# Inner Loop starts at i + 1 relationship to sum of integers

Why are you pairing the numbers? It’s really much more straightforward than that. Let `n = array.length`.

The inner loop has `n-1` iterations in the first iteration of the outer loop, then `n-2` iterations in the second iteration of the outer loop etc. So the total number of steps is `(n-1) + (n-2) + ... + 1`. Which of course is `n(n-1)/2`.

### Update

I thought it was clear that `1 + 2 + ... + n = n(n+1) / 2` from high school maths. But here is an explanation.

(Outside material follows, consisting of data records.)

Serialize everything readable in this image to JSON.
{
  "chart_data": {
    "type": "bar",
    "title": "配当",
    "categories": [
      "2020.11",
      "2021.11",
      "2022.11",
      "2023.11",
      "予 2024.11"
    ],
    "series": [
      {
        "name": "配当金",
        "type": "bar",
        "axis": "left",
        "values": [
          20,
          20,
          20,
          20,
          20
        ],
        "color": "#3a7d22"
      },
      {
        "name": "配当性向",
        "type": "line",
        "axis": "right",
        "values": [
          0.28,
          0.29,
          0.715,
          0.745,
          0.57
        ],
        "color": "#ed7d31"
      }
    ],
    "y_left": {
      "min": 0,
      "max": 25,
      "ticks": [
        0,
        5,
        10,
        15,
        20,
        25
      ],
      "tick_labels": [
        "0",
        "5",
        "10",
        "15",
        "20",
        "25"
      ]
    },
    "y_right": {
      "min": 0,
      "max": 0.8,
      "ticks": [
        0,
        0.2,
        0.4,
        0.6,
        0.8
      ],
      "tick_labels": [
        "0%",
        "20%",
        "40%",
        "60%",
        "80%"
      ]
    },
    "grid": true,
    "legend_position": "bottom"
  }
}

You can formally prove the result using mathematical induction. But you can also give an intuitive and informal derivation (this is what you called “pairing”) – the story goes that the young Carl Friedrich Gauss came up with this when he was in primary school:

``````1     +   2   + ... + (n-1) +   n   = x
n     + (n-1) + ... +   2   +   1   = x  (just the first line in reverse)
(n+1) + (n+1) + ... + (n+1) + (n+1) = 2x (adding the first two lines)
n(n+1) = 2x (counting the (n+1)'s)
n(n+1)/2 = x  (dividing both sides by 2)
``````

Now what if we only want to count up to `n-1`? If you wanted to, you could do the same trick again to derive the sum:

``````  1   +   2   + ... + (n-2) + (n-1) = x
(n-1) + (n-2) + ... +   2   +   1   = x  (just the first line in reverse)
n   + n     + ... +   n   +   n   = 2x (adding the first two lines)
(n-1)n = 2x (counting the n's)
n(n-1)/2 = x  (dividing both sides by 2)
``````

But actually that’s far too tedious. Since you know that `1 + 2 + ... + n = n(n+1)/2`, you can just substitute `n-1` for `n` in this formula and immediately get `n(n-1)/2`.